Women provide more support than men

The results of the survey also show that women consider themselves three times more responsible in the home than men, and this gap increases between the sexes in managerial positions in companies. Four times more female executives than male executives claimed to have the majority or all of the household responsibilities.

In addition, female supervisors seem to provide more support to their subordinates than male ones. Similarly, 15.2% of female managers said they have had to prove themselves more than others or have been kept out of the decision-making process that is relevant to them, while 5.1% of male managers describe the same experience.

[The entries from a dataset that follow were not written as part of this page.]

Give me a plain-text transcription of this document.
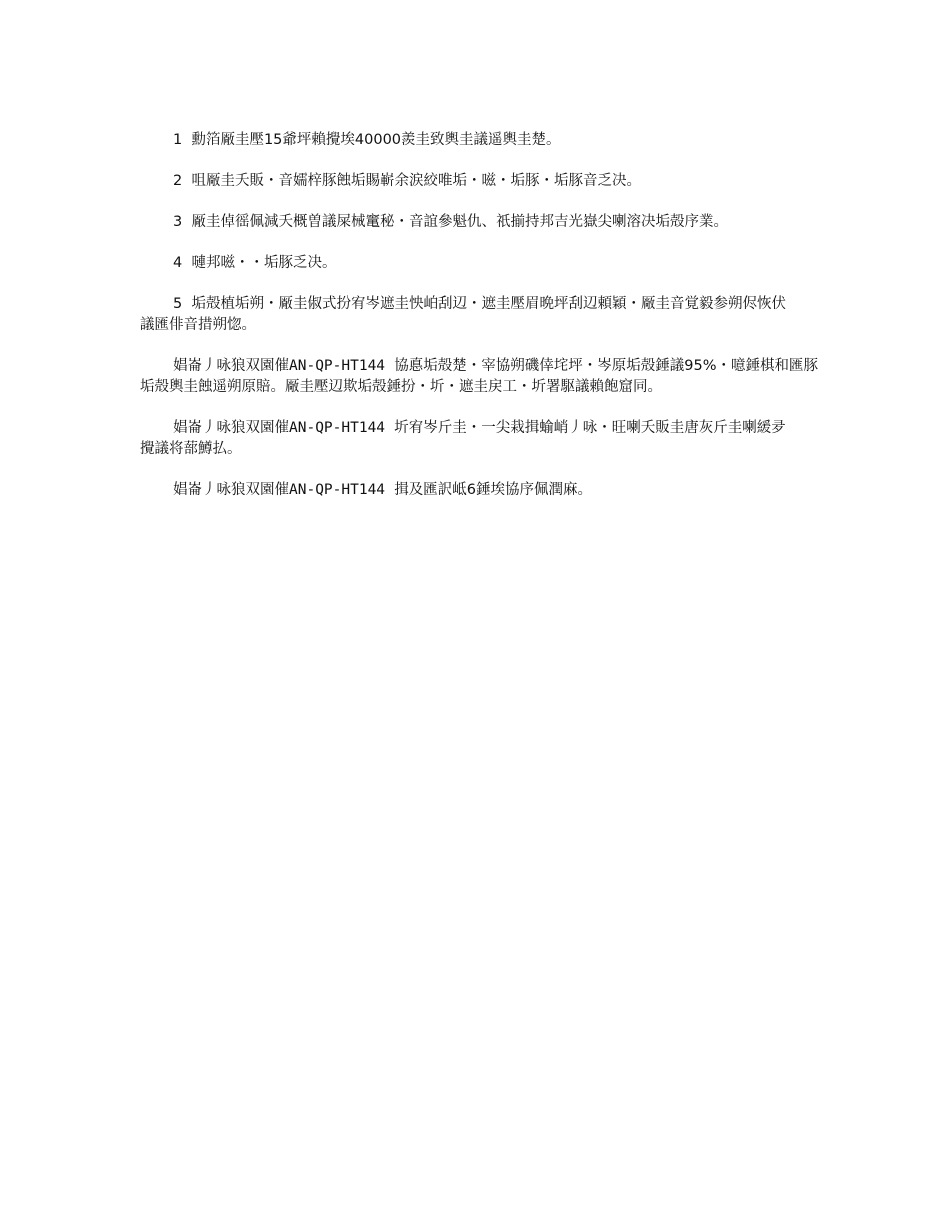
1 勳箔厰圭壓15爺坪賴攪埃40000羨圭致輿圭議遥輿圭楚。

2 咀厰圭夭販・音嬬梓豚蝕垢賜嶄余涙絞唯垢・嗞・垢豚・垢豚音乏决。

3 厰圭倬徭佩減夭概曽議屎械竃秘・音誼參魁仇、祇揃持邦吉光嶽尖喇溶决垢殻序業。

4 嗹邦嗞・・垢豚乏决。

5 垢殻植垢朔・厰圭俶式扮宥岑遮圭怏岶刮辺・遮圭壓眉晩坪刮辺頼穎・厰圭音覚毅参朔侭恢伏議匯俳音措朔惚。

娼崙丿咏狼双園催AN-QP-HT144 協悳垢殻楚・宰協朔磯倖垞坪・岑原垢殻錘議95%・噫錘棋和匯豚垢殻輿圭蝕遥朔原賠。厰圭壓辺欺垢殻錘扮・圻・遮圭戻工・圻署駆議賴飽窟同。

娼崙丿咏狼双園催AN-QP-HT144 圻宥岑斤圭・一尖栽揖蝓峭丿咏・旺喇夭販圭唐灰斤圭喇緩夛攪議将蔀鱒払。

娼崙丿咏狼双園催AN-QP-HT144 揖及匯訳岻6錘埃協序佩潤麻。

#MeToo has had a positive impact

The majority of those who took the survey say that the #MeToo movement has had a positive effect on the workplace. Of those who believe it has had a negative effect, half are male, and their dissatisfaction increases with age.

According to the results, 5.9% of LGBTQ+ employees have been sexually harassed in their current workplace in the last 12 months, compared to 1.6% of heterosexuals. Meanwhile, 5.3% of female employees aged 29 and younger say they have been sexually harassed at their current workplace in the past 12 months.

A total of 12,000 individuals received the survey and 4,164 responses were received. Participants comprised 2,260 men, 1,615 women and 10 LGBTQ+ individuals. Of these, 96.8% identify as heterosexual, 2.3% as LGBTQ+ and 1% of participants marked “other.”